Que 2015 foi um dos piores anos para o brasileiro, ninguém tem dúvidas. Por causa da crise econômica que atravessou o ano, aliada a uma crise institucional que praticamente paralisou o Congresso Nacional e o Palácio do Planalto, o Brasil passou 2015 acompanhando os desdobramentos da operação Lava Jato, que descobriu uma das maiores fraudes alimentadas pela corrupção de nossa história. De acordo com o levantado pela Justiça Federal, conforme os levantamentos feitos pela PF, nunca se roubou tanto do País como nas últimas duas décadas. Foi dinheiro sonegado à Saúde, que continua relegando os brasileiros a um serviço da pior qualidade; à Educação, que detém os piores índices em rankings globais; e à infraestrutura, sujeita a projetos megalômanos, superfaturamento de custos e execução a passos de tartaruga.
Em que pesem os índices de inflação terem estourado, o desemprego atingido milhões de brasileiros que acreditavam numa estabilidade prometida por Dilma Rousseff (PT) na campanha que lhe deu um novo mandato e na estagnação da produção industrial, que colocou o Brasil numa crise econômica sem precedentes, 2015 ainda teve algo a destacar. Nunca se viu tantos empresários presos, ao lado de corruptos que se valiam de seus cargos para delinquir e locupletar, e políticos, com e sem mandato. Diversos esquemas de enriquecimento ilícito estão sendo desvendados, com as investigações chegando perto de figuras como o ex-presidente Luís Inácio Lula da Silva e os presidentes do Senado, Renan Calheiros (PMDB-AL), e da Câmara, Eduardo Cunha (PMDB-RJ). Praticamente metade dos nossos legisladores eleitos está na mira das investigações e, se houver celeridade do STF (Supremo Tribunal Federal), podem perder o cargo, saindo pelas portas dos fundos de nossa história.
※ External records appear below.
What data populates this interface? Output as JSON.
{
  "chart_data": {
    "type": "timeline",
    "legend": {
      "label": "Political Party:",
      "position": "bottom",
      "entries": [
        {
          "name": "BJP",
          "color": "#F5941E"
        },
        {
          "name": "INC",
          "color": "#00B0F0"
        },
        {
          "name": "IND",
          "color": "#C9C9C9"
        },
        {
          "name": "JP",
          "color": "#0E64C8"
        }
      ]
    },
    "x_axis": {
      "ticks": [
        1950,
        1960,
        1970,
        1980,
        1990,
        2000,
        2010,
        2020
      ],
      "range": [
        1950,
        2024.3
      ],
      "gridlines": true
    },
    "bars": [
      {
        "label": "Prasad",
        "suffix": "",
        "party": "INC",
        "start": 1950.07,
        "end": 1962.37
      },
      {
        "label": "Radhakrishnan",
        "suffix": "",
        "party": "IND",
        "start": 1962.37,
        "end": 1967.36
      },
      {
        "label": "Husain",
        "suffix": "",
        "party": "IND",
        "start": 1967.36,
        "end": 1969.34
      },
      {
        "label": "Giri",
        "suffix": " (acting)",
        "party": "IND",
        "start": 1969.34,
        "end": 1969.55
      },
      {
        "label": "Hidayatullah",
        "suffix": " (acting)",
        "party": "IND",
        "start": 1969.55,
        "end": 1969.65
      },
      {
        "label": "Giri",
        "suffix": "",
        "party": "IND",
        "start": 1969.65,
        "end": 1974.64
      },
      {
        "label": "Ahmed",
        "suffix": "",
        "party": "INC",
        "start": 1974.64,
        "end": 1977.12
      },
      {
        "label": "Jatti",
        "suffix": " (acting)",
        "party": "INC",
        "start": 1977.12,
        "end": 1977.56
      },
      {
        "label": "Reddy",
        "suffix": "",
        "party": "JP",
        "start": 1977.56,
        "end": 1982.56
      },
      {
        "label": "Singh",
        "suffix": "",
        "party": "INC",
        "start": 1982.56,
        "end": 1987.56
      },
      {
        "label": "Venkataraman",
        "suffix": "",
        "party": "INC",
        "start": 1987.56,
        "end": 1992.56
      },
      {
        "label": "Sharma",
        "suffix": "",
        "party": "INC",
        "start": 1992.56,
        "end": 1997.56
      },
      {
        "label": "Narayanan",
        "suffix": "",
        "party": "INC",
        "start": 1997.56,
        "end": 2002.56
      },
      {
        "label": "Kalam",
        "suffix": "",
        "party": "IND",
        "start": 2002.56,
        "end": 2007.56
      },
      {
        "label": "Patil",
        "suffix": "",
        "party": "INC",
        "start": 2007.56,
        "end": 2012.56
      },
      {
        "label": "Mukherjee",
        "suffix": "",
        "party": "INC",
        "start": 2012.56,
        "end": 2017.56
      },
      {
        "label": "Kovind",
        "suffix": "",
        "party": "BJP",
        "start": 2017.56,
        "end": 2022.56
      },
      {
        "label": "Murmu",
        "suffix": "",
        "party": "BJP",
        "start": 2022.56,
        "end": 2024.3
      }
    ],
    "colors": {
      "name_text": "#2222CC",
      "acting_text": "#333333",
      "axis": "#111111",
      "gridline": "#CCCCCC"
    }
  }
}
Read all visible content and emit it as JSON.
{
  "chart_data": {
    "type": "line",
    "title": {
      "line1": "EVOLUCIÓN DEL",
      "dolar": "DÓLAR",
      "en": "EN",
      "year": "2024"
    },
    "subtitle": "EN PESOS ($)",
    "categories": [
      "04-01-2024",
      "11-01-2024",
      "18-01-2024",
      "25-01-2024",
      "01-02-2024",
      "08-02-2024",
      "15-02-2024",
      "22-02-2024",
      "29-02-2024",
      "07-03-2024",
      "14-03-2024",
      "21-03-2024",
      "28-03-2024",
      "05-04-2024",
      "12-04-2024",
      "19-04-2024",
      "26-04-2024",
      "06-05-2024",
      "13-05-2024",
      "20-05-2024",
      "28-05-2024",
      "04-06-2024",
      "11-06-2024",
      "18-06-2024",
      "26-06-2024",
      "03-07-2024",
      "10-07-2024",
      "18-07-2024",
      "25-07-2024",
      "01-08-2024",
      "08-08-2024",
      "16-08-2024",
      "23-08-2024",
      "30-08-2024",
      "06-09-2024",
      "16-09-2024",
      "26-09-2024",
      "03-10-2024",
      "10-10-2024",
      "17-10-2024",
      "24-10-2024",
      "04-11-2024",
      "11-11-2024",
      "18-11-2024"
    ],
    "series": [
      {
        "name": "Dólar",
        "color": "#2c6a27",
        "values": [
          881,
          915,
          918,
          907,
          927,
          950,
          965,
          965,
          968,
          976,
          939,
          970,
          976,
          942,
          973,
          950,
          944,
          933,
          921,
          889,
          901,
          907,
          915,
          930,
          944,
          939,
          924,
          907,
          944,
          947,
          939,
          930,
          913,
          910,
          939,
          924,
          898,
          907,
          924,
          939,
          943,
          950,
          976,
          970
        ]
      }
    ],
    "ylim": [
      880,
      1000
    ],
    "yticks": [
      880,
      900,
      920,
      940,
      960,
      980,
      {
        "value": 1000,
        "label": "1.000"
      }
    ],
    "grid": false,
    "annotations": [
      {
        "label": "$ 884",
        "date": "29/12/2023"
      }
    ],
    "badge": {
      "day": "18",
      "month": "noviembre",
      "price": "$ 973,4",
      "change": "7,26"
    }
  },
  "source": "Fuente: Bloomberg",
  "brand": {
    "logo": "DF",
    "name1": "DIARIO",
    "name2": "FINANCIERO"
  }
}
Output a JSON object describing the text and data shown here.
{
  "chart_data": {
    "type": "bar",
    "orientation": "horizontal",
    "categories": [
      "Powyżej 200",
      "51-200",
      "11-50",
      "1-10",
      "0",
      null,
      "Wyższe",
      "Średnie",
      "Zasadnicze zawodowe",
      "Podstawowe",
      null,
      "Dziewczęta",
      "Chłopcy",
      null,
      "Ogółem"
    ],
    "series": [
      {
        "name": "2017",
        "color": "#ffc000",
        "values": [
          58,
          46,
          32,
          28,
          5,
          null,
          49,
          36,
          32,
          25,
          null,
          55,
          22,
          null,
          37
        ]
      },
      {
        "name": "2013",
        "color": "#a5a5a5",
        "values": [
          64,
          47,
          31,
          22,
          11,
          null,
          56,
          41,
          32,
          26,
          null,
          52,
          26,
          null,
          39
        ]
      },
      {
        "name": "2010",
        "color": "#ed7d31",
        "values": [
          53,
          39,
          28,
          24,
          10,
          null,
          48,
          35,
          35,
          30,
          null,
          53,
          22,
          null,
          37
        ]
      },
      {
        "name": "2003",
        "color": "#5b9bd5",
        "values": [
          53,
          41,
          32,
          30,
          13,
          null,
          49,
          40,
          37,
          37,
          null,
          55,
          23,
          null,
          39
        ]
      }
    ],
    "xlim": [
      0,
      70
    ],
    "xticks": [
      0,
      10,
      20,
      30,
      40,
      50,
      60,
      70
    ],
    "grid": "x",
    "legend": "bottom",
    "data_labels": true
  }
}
Que 2016 seja o nosso ano de redenção, dando-nos a oportunidade de ver na cadeia todos aqueles que roubaram e se beneficiaram dos esquemas fraudulentos criados para desviar para bolsos alheios o dinheiro dos impostos que deveriam estar beneficiando a maioria da população brasileira que depende dos serviços públicos. Que 2016 seja o ano em que todos nós, eleitores, aprendamos com as lições dos anos anteriores e passemos a utilizar o nosso voto para fazer uma verdadeira revolução, esta sim democrática, no sentido de causar uma transformação em todos os níveis da nossa administração pública. Que votemos com consciência e verdadeiro espírito cívico, permitindo que uma nova classe política tenha condições de recolocar o Brasil nos trilhos dos quais nunca deveria ter saído. Este, com certeza, é o desejo e a intenção da maioria do povo brasileiro. Que permaneça assim na hora do voto.